わが居住地=宇治に来てらっしゃったんですね(笑)
ちなみに、十円玉の平等院阿弥陀堂(鳳凰堂)を撮る絶好のポイントは塔ノ島から望遠で撮った方がおススメです。

さて、道長よりももっと憐れなのは息子の頼通かと思われます。頼通が入内させた娘は一人も皇子を産みませんでしたから…

摂政と関白の職務の場合、天皇が幼少なら摂政に就くことができ、成人していれば関白に就くわけですが、権力の幅に大きな違いがあるんですよね。

例えば、図式で表現すると、「摂政=天皇、関白<天皇」という事になり、摂政は自分の発言、イコール天皇の発言になるのに対し、関白では自分の発言が天皇に拒否される場合があるわけです。
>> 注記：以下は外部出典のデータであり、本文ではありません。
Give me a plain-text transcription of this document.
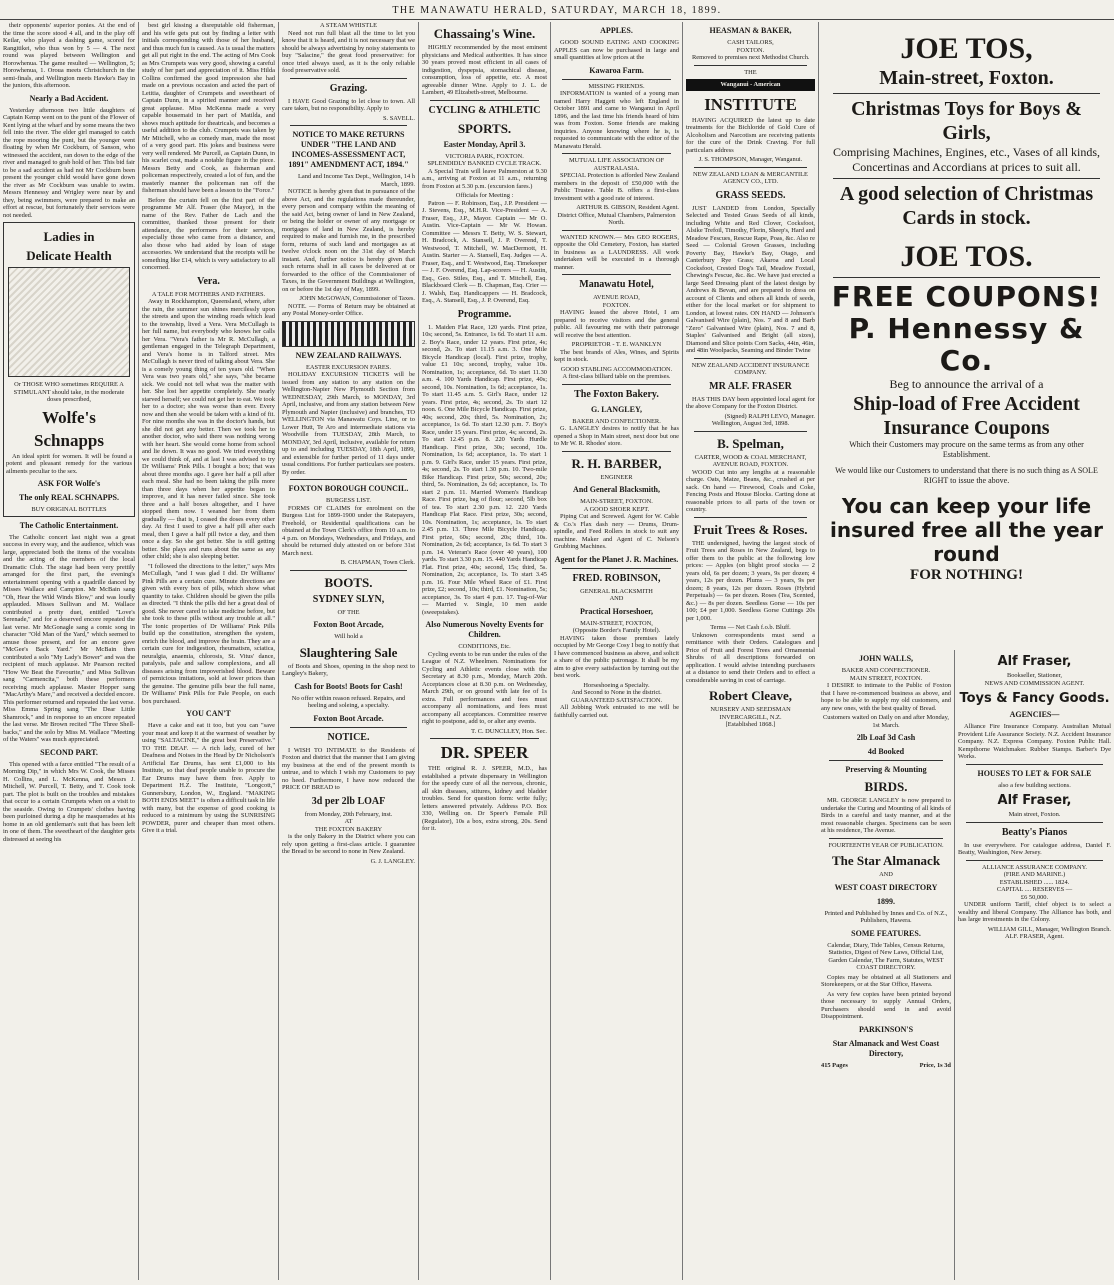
THE MANAWATU HERALD, SATURDAY, MARCH 18, 1899.

their opponents' superior ponies. At the end of the time the score stood 4 all, and in the play off Keilar, who played a dashing game, scored for Rangitikei, who thus won by 5 — 4. The next round was played between Wellington and Horowhenua. The game resulted — Wellington, 5; Horowhenua, 1. Oroua meets Christchurch in the semi-finals, and Wellington meets Hawke's Bay in the juniors, this afternoon.

Nearly a Bad Accident.

Yesterday afternoon two little daughters of Captain Kemp went on to the punt of the Flower of Kent lying at the wharf and by some means the two fell into the river. The elder girl managed to catch the rope mooring the punt, but the younger went floating by when Mr Cockburn, of Sanson, who witnessed the accident, ran down to the edge of the river and managed to grab hold of her. This bid fair to be a sad accident as had not Mr Cockburn been present the younger child would have gone down the river as Mr Cockburn was unable to swim. Messrs Hennessy and Wrigley were near by and they, being swimmers, were prepared to make an effort at rescue, but fortunately their services were not needed.

Ladies in
Delicate Health

Or THOSE WHO sometimes REQUIRE A STIMULANT should take, in the moderate doses prescribed,

Wolfe's
Schnapps

An ideal spirit for women. It will be found a potent and pleasant remedy for the various ailments peculiar to the sex.

ASK FOR Wolfe's
The only REAL SCHNAPPS.
BUY ORIGINAL BOTTLES
The Catholic Entertainment.

The Catholic concert last night was a great success in every way, and the audience, which was large, appreciated both the items of the vocalists and the acting of the members of the local Dramatic Club. The stage had been very prettily arranged for the first part, the evening's entertainment opening with a quadrille danced by Misses Wallace and Campion. Mr McBain sang "Oh, Hear the Wild Winds Blow," and was loudly applauded. Misses Sullivan and M. Wallace contributed a pretty duet, entitled "Love's Serenade," and for a deserved encore repeated the last verse. Mr McGonagle sang a comic song in character "Old Man of the Yard," which seemed to amuse those present, and for an encore gave "McGee's Back Yard." Mr McBain then contributed a solo "My Lady's Bower" and was the recipient of much applause. Mr Pearson recited "How We Beat the Favourite," and Miss Sullivan sang "Carmencita," both these performers receiving much applause. Master Hopper sang "MacArthy's Mare," and received a decided encore. This performer returned and repeated the last verse. Miss Emma Spring sang "The Dear Little Shamrock," and in response to an encore repeated the last verse. Mr Brown recited "The Three Shell-backs," and the solo by Miss M. Wallace "Meeting of the Waters" was much appreciated.

SECOND PART.

This opened with a farce entitled "The result of a Morning Dip," in which Mrs W. Cook, the Misses H. Collins, and L. McKenna, and Messrs J. Mitchell, W. Purcell, T. Betty, and T. Cook took part. The plot is built on the troubles and mistakes that occur to a certain Crumpets when on a visit to the seaside. Owing to Crumpets' clothes having been purloined during a dip he masquerades at his home in an old gentleman's suit that has been left in one of them. The sweetheart of the daughter gets distressed at seeing his

best girl kissing a disreputable old fisherman, and his wife gets put out by finding a letter with initials corresponding with those of her husband, and thus much fun is caused. As is usual the matters get all put right in the end. The acting of Mrs Cook as Mrs Crumpets was very good, showing a careful study of her part and appreciation of it. Miss Hilda Collins confirmed the good impression she had made on a previous occasion and acted the part of Letitia, daughter of Crumpets and sweetheart of Captain Dunn, in a spirited manner and received great applause. Miss McKenna made a very capable housemaid in her part of Matilda, and shows much aptitude for theatricals, and becomes a useful addition to the club. Crumpets was taken by Mr Mitchell, who as comedy man, made the most of a very good part. His jokes and business were very well rendered. Mr Purcell, as Captain Dunn, in his scarlet coat, made a notable figure in the piece. Messrs Betty and Cook, as fisherman and policeman respectively, created a lot of fun, and the masterly manner the policeman ran off the fisherman should have been a lesson to the "Force."

Before the curtain fell on the first part of the programme Mr Alf. Fraser (the Mayor), in the name of the Rev. Father de Lach and the committee, thanked those present for their attendance, the performers for their services, especially those who came from a distance, and also those who had aided by loan of stage accessories. We understand that the receipts will be something like £14, which is very satisfactory to all concerned.

Vera.
A TALE FOR MOTHERS AND FATHERS.

Away in Rockhampton, Queensland, where, after the rain, the summer sun shines mercilessly upon the streets and upon the winding roads which lead to the township, lived a Vera. Vera McCullagh is her full name, but everybody who knows her calls her Vera. "Vera's father is Mr R. McCullagh, a gentleman engaged in the Telegraph Department, and Vera's home is in Talford street. Mrs McCullagh is never tired of talking about Vera. She is a comely young thing of ten years old. "When Vera was two years old," she says, "she became sick. We could not tell what was the matter with her. She lost her appetite completely. She nearly starved herself; we could not get her to eat. We took her to a doctor; she was worse than ever. Every now and then she would be taken with a kind of fit. For nine months she was in the doctor's hands, but she did not get any better. Then we took her to another doctor, who said there was nothing wrong with her heart. She would come home from school and lie down. It was no good. We tried everything we could think of, and at last I was advised to try Dr Williams' Pink Pills. I bought a box; that was about three months ago. I gave her half a pill after each meal. She had no been taking the pills more than three days when her appetite began to improve, and it has never failed since. She took three and a half boxes altogether, and I have stopped them now. I weaned her from them gradually — that is, I ceased the doses every other day. At first I used to give a half pill after each meal, then I gave a half pill twice a day, and then once a day. So she got better. She is still getting better. She plays and runs about the same as any other child; she is also sleeping better.

"I followed the directions to the letter," says Mrs McCullagh, "and I was glad I did. Dr Williams' Pink Pills are a certain cure. Minute directions are given with every box of pills, which show what quantity to take. Children should be given the pills as directed. "I think the pills did her a great deal of good. She never cared to take medicine before, but she took to these pills without any trouble at all." The tonic properties of Dr Williams' Pink Pills build up the constitution, strengthen the system, enrich the blood, and improve the brain. They are a certain cure for indigestion, rheumatism, sciatica, neuralgia, anaemia, chlorosis, St. Vitus' dance, paralysis, pale and sallow complexions, and all diseases arising from impoverished blood. Beware of pernicious imitations, sold at lower prices than the genuine. The genuine pills bear the full name, Dr Williams' Pink Pills for Pale People, on each box purchased.

YOU CAN'T

Have a cake and eat it too, but you can "save your meat and keep it at the warmest of weather by using "SALTACINE," the great best Preservative." TO THE DEAF. — A rich lady, cured of her Deafness and Noises in the Head by Dr Nicholson's Artificial Ear Drums, has sent £1,000 to his Institute, so that deaf people unable to procure the Ear Drums may have them free. Apply to Department H.Z. The Institute, "Longcott," Gunnersbury, London, W., England. "MAKING BOTH ENDS MEET" is often a difficult task in life with many, but the expense of good cooking is reduced to a minimum by using the SUNRISING POWDER, purer and cheaper than most others. Give it a trial.

A STEAM WHISTLE

Need not run full blast all the time to let you know that it is heard, and it is not necessary that we should be always advertising by noisy statements to buy "Salacine," the great food preservative: for once tried always used, as it is the only reliable food preservative sold.

Grazing.

I HAVE Good Grazing to let close to town. All care taken, but no responsibility. Apply to

S. SAVELL.
NOTICE TO MAKE RETURNS UNDER "THE LAND AND INCOMES-ASSESSMENT ACT, 1891" AMENDMENT ACT, 1894."
Land and Income Tax Dept., Wellington, 14 h March, 1899.

NOTICE is hereby given that in pursuance of the above Act, and the regulations made thereunder, every person and company within the meaning of the said Act, being owner of land in New Zealand, or being the holder or owner of any mortgage or mortgages of land in New Zealand, is hereby required to make and furnish me, in the prescribed form, returns of such land and mortgages as at twelve o'clock noon on the 31st day of March instant. And, further notice is hereby given that such returns shall in all cases be delivered at or forwarded to the office of the Commissioner of Taxes, in the Government Buildings at Wellington, on or before the 1st day of May, 1899.

JOHN McGOWAN, Commissioner of Taxes.

NOTE. — Forms of Return may be obtained at any Postal Money-order Office.

NEW ZEALAND RAILWAYS.
EASTER EXCURSION FARES.

HOLIDAY EXCURSION TICKETS will be issued from any station to any station on the Wellington-Napier New Plymouth Section from WEDNESDAY, 29th March, to MONDAY, 3rd April, inclusive, and from any station between New Plymouth and Napier (inclusive) and branches, TO WELLINGTON via Manawatu Coys. Line, or to Lower Hutt, Te Aro and intermediate stations via Woodville from TUESDAY, 28th March, to MONDAY, 3rd April, inclusive, available for return up to and including TUESDAY, 18th April, 1899, and extensible for further period of 11 days under usual conditions. For further particulars see posters. By order.

FOXTON BOROUGH COUNCIL.
BURGESS LIST.

FORMS OF CLAIMS for enrolment on the Burgess List for 1899-1900 under the Ratepayers, Freehold, or Residential qualifications can be obtained at the Town Clerk's office from 10 a.m. to 4 p.m. on Mondays, Wednesdays, and Fridays, and should be returned duly attested on or before 31st March next.

B. CHAPMAN, Town Clerk.
BOOTS.
SYDNEY SLYN,
OF THE
Foxton Boot Arcade,
Will hold a
Slaughtering Sale

of Boots and Shoes, opening in the shop next to Langley's Bakery,

Cash for Boots! Boots for Cash!

No offer within reason refused. Repairs, and heeling and soleing, a specialty.

Foxton Boot Arcade.
NOTICE.

I WISH TO INTIMATE to the Residents of Foxton and district that the manner that I am giving my business at the end of the present month is untrue, and to which I wish my Customers to pay no heed. Furthermore, I have now reduced the PRICE OF BREAD to

3d per 2lb LOAF
from Monday, 20th February, inst.
AT
THE FOXTON BAKERY

is the only Bakery in the District where you can rely upon getting a first-class article. I guarantee the Bread to be second to none in New Zealand.

G. J. LANGLEY.
Chassaing's Wine.

HIGHLY recommended by the most eminent physicians and Medical authorities. It has since 30 years proved most efficient in all cases of indigestion, dyspepsia, stomachical disease, consumption, loss of appetite, etc. A most agreeable dinner Wine. Apply to J. L. de Lambert, 49 Elizabeth-street, Melbourne.

CYCLING & ATHLETIC
SPORTS.
Easter Monday, April 3.
VICTORIA PARK, FOXTON.
SPLENDIDLY BANKED CYCLE TRACK.

A Special Train will leave Palmerston at 9.30 a.m., arriving at Foxton at 11 a.m., returning from Foxton at 5.30 p.m. (excursion fares.)

Officials for Meeting :

Patron — F. Robinson, Esq., J.P. President — J. Stevens, Esq., M.H.R. Vice-President — A. Fraser, Esq., J.P., Mayor. Captain — Mr O. Austin. Vice-Captain — Mr W. Howan. Committee — Messrs T. Betty, W. S. Stewart, H. Bradcock, A. Stansell, J. P. Overend, T. Westwood, T. Mitchell, W. MacDermott, H. Austin. Starter — A. Stansell, Esq. Judges — A. Fraser, Esq., and T. Westwood, Esq. Timekeeper — J. F. Overend, Esq. Lap-scorers — H. Austin, Esq., Geo. Stiles, Esq., and T. Mitchell, Esq. Blackboard Clerk — B. Chapman, Esq. Crier — J. Walsh, Esq. Handicappers — H. Bradcock, Esq., A. Stansell, Esq., J. P. Overend, Esq.

Programme.

1. Maiden Flat Race, 120 yards. First prize, 10s; second, 5s. Entrance, 1s 6d. To start 11 a.m. 2. Boy's Race, under 12 years. First prize, 4s; second, 2s. To start 11.15 a.m. 3. One Mile Bicycle Handicap (local). First prize, trophy, value £1 10s; second, trophy, value 10s. Nomination, 1s; acceptance, 6d. To start 11.30 a.m. 4. 100 Yards Handicap. First prize, 40s; second, 10s. Nomination, 1s 6d; acceptance, 1s. To start 11.45 a.m. 5. Girl's Race, under 12 years. First prize, 4s; second, 2s. To start 12 noon. 6. One Mile Bicycle Handicap. First prize, 40s; second, 20s; third, 5s. Nomination, 2s; acceptance, 1s 6d. To start 12.30 p.m. 7. Boy's Race, under 15 years. First prize, 4s; second, 2s. To start 12.45 p.m. 8. 220 Yards Hurdle Handicap. First prize, 30s; second, 10s. Nomination, 1s 6d; acceptance, 1s. To start 1 p.m. 9. Girl's Race, under 15 years. First prize, 4s; second, 2s. To start 1.30 p.m. 10. Two-mile Bike Handicap. First prize, 50s; second, 20s; third, 5s. Nomination, 2s 6d; acceptance, 1s. To start 2 p.m. 11. Married Women's Handicap Race. First prize, bag of flour; second, 5lb box of tea. To start 2.30 p.m. 12. 220 Yards Handicap Flat Race. First prize, 30s; second, 10s. Nomination, 1s; acceptance, 1s. To start 2.45 p.m. 13. Three Mile Bicycle Handicap. First prize, 60s; second, 20s; third, 10s. Nomination, 2s 6d; acceptance, 1s 6d. To start 3 p.m. 14. Veteran's Race (over 40 years), 100 yards. To start 3.30 p.m. 15. 440 Yards Handicap Flat. First prize, 40s; second, 15s; third, 5s. Nomination, 2s; acceptance, 1s. To start 3.45 p.m. 16. Four Mile Wheel Race of £1. First prize, £2; second, 10s; third, £1. Nomination, 5s; acceptance, 3s. To start 4 p.m. 17. Tug-of-War — Married v. Single, 10 men aside (sweepstakes).

Also Numerous Novelty Events for Children.
CONDITIONS, Etc.

Cycling events to be run under the rules of the League of N.Z. Wheelmen. Nominations for Cycling and Athletic events close with the Secretary at 8.30 p.m., Monday, March 20th. Acceptances close at 8.30 p.m. on Wednesday, March 29th, or on ground with late fee of 1s extra. Full performances and fees must accompany all nominations, and fees must accompany all acceptances. Committee reserve right to postpone, add to, or alter any events.

T. C. DUNCLLEY, Hon. Sec.
DR. SPEER

THE original R. J. SPEER, M.D., has established a private dispensary in Wellington for the speedy cure of all the nervous, chronic, all skin diseases, stitures, kidney and bladder troubles. Send for question form: write fully; letters answered privately. Address P.O. Box 330, Welling on. Dr Speer's Female Pill (Regulator), 10s a box, extra strong, 20s. Send for it.

APPLES.

GOOD SOUND EATING AND COOKING APPLES can now be purchased in large and small quantities at low prices at the

Kawaroa Farm.
MISSING FRIENDS.

INFORMATION is wanted of a young man named Harry Haggett who left England in October 1891 and came to Wanganui in April 1896, and the last time his friends heard of him was from Foxton. Some friends are making inquiries. Anyone knowing where he is, is requested to communicate with the editor of the Manawatu Herald.

MUTUAL LIFE ASSOCIATION OF AUSTRALASIA.

SPECIAL Protection is afforded New Zealand members in the deposit of £50,000 with the Public Trustee. Table B. offers a first-class investment with a good rate of interest.

ARTHUR B. GIBSON, Resident Agent.
District Office, Mutual Chambers, Palmerston North.

WANTED KNOWN.— Mrs GEO ROGERS, opposite the Old Cemetery, Foxton, has started in business as a LAUNDRESS. All work undertaken will be executed in a thorough manner.

Manawatu Hotel,
AVENUE ROAD,
FOXTON.

HAVING leased the above Hotel, I am prepared to receive visitors and the general public. All favouring me with their patronage will receive the best attention.

PROPRIETOR - T. E. WANKLYN

The best brands of Ales, Wines, and Spirits kept in stock.

GOOD STABLING ACCOMMODATION.
A first-class billiard table on the premises.
The Foxton Bakery.
G. LANGLEY,
BAKER AND CONFECTIONER.

G. LANGLEY desires to notify that he has opened a Shop in Main street, next door but one to Mr W. R. Rhodes' store.

R. H. BARBER,
ENGINEER
And General Blacksmith,
MAIN-STREET, FOXTON.
A GOOD SHOER KEPT.

Piping Cut and Screwed. Agent for W. Cable & Co.'s Flax dash nery — Drums, Drum-spindle, and Feed Rollers in stock to suit any machine. Maker and Agent of C. Nelson's Grubbing Machines.

Agent for the Planet J. R. Machines.
FRED. ROBINSON,
GENERAL BLACKSMITH
AND
Practical Horseshoer,
MAIN-STREET, FOXTON,
(Opposite Border's Family Hotel).

HAVING taken those premises lately occupied by Mr George Cosy I beg to notify that I have commenced business as above, and solicit a share of the public patronage. It shall be my aim to give every satisfaction by turning out the best work.

Horseshoeing a Specialty.
And Second to None in the district.
GUARANTEED SATISFACTION.

All Jobbing Work entrusted to me will be faithfully carried out.

HEASMAN & BAKER,
CASH TAILORS,
FOXTON.

Removed to premises next Methodist Church.

THE
Wanganui - American
INSTITUTE

HAVING ACQUIRED the latest up to date treatments for the Bichloride of Gold Cure of Alcoholism and Narcotism are receiving patients for the cure of the Drink Craving. For full particulars address

J. S. THOMPSON, Manager, Wanganui.
NEW ZEALAND LOAN & MERCANTILE AGENCY CO., LTD.
GRASS SEEDS.

JUST LANDED from London, Specially Selected and Tested Grass Seeds of all kinds, including White and Red Clover, Cocksfoot, Alsike Trefoil, Timothy, Florin, Sheep's, Hard and Meadow Fescues, Rescue Rape, Poas, &c. Also re Seed — Colonial Grown Grasses, including Poverty Bay, Hawke's Bay, Otago, and Canterbury Rye Grass; Akaroa and Local Cocksfoot, Crested Dog's Tail, Meadow Foxtail, Chewing's Fescue, &c. &c. We have just erected a large Seed Dressing plant of the latest design by Andrews & Bevan, and are prepared to dress on account of Clients and others all kinds of seeds, either for the local market or for shipment to London, at lowest rates. ON HAND — Johnson's Galvanised Wire (plain), Nos. 7 and 8 and Barb "Zero" Galvanised Wire (plain), Nos. 7 and 8, Staples' Galvanised and Bright (all sizes), Diamond and Slice points Corn Sacks, 44in, 46in, and 48in Woolpacks, Seaming and Binder Twine

NEW ZEALAND ACCIDENT INSURANCE COMPANY.
MR ALF. FRASER

HAS THIS DAY been appointed local agent for the above Company for the Foxton District.

(Signed) RALPH LEVO, Manager.
Wellington, August 3rd, 1898.
B. Spelman,
CARTER, WOOD & COAL MERCHANT,
AVENUE ROAD, FOXTON.

WOOD Cut into any lengths at a reasonable charge. Oats, Maize, Beans, &c., crushed at per sack. On hand — Firewood, Coals and Coke, Fencing Posts and House Blocks. Carting done at reasonable prices to all parts of the town or country.

Fruit Trees & Roses.

THE undersigned, having the largest stock of Fruit Trees and Roses in New Zealand, begs to offer them to the public at the following low prices: — Apples (on blight proof stocks — 2 years old, 6s per dozen; 3 years, 9s per dozen; 4 years, 12s per dozen. Plums — 3 years, 9s per dozen; 8 years, 12s per dozen. Roses (Hybrid Perpetuals) — 6s per dozen. Roses (Tea, Scented, &c.) — 8s per dozen. Seedless Gorse — 10s per 100; £4 per 1,000. Seedless Gorse Cuttings 20s per 1,000.

Terms — Net Cash f.o.b. Bluff.

Unknown correspondents must send a remittance with their Orders. Catalogues and Price of Fruit and Forest Trees and Ornamental Shrubs of all descriptions forwarded on application. I would advise intending purchasers at a distance to send their Orders and to effect a considerable saving in cost of carriage.

Robert Cleave,
NURSERY AND SEEDSMAN
INVERCARGILL, N.Z.
[Established 1868.]
JOE TOS,
Main-street, Foxton.
Christmas Toys for Boys & Girls,
Comprising Machines, Engines, etc., Vases of all kinds, Concertinas and Accordians at prices to suit all.
A good selection of Christmas Cards in stock.
JOE TOS.
FREE COUPONS!
P. Hennessy & Co.
Beg to announce the arrival of a
Ship-load of Free Accident Insurance Coupons
Which their Customers may procure on the same terms as from any other Establishment.
We would like our Customers to understand that there is no such thing as A SOLE RIGHT to issue the above.
You can keep your life insured free all the year round
FOR NOTHING!
JOHN WALLS,
BAKER AND CONFECTIONER.
MAIN STREET, FOXTON.

I DESIRE to intimate to the Public of Foxton that I have re-commenced business as above, and hope to be able to supply my old customers, and any new ones, with the best quality of Bread.

Customers waited on Daily on and after Monday, 1st March.

2lb Loaf 3d Cash
4d Booked
Preserving & Mounting
BIRDS.

MR. GEORGE LANGLEY is now prepared to undertake the Curing and Mounting of all kinds of Birds in a careful and tasty manner, and at the most reasonable charges. Specimens can be seen at his residence, The Avenue.

FOURTEENTH YEAR OF PUBLICATION.
The Star Almanack
AND
WEST COAST DIRECTORY
1899.

Printed and Published by Innes and Co. of N.Z., Publishers, Hawera.

SOME FEATURES.

Calendar, Diary, Tide Tables, Census Returns, Statistics, Digest of New Laws, Official List, Garden Calendar, The Farm, Statutes, WEST COAST DIRECTORY.

Copies may be obtained at all Stationers and Storekeepers, or at the Star Office, Hawera.

As very few copies have been printed beyond those necessary to supply Annual Orders, Purchasers should send in and avoid Disappointment.

PARKINSON'S
Star Almanack and West Coast Directory,
415 Pages	Price, 1s 3d
Alf Fraser,
Bookseller, Stationer,
NEWS AND COMMISSION AGENT.
Toys & Fancy Goods.
AGENCIES—

Alliance Fire Insurance Company. Australian Mutual Provident Life Assurance Society. N.Z. Accident Insurance Company. N.Z. Express Company. Foxton Public Hall. Kempthorne Watchmaker. Rubber Stamps. Barber's Dye Works.

HOUSES TO LET & FOR SALE
also a few building sections.
Alf Fraser,
Main street, Foxton.
Beatty's Pianos

In use everywhere. For catalogue address, Daniel F. Beatty, Washington, New Jersey.

ALLIANCE ASSURANCE COMPANY.
(FIRE AND MARINE.)
ESTABLISHED ...... 1824.
CAPITAL .... RESERVES —
£6 50,000.

UNDER uniform Tariff, chief object is to select a wealthy and liberal Company. The Alliance has both, and has large investments in the Colony.

WILLIAM GILL, Manager, Wellington Branch.
ALF. FRASER, Agent.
それ故、摂関政治期も、のちに上皇や法皇が真似た院政期も矢継ぎ早に幼帝をにすげ替えたんですね。
 
 
御堂さん、コメントありがとうございます。

48年も摂政・関白の地位にいた頼通が入内をさせた娘には皇子が出来なかったこと、関白では自分の発言が天皇に拒否される場合があるということは初めて知りました。

これまでは摂政も関白もどちらも良く似たものだと思っていましたが、権力の実質的な幅が随分違うのですね。勉強になります。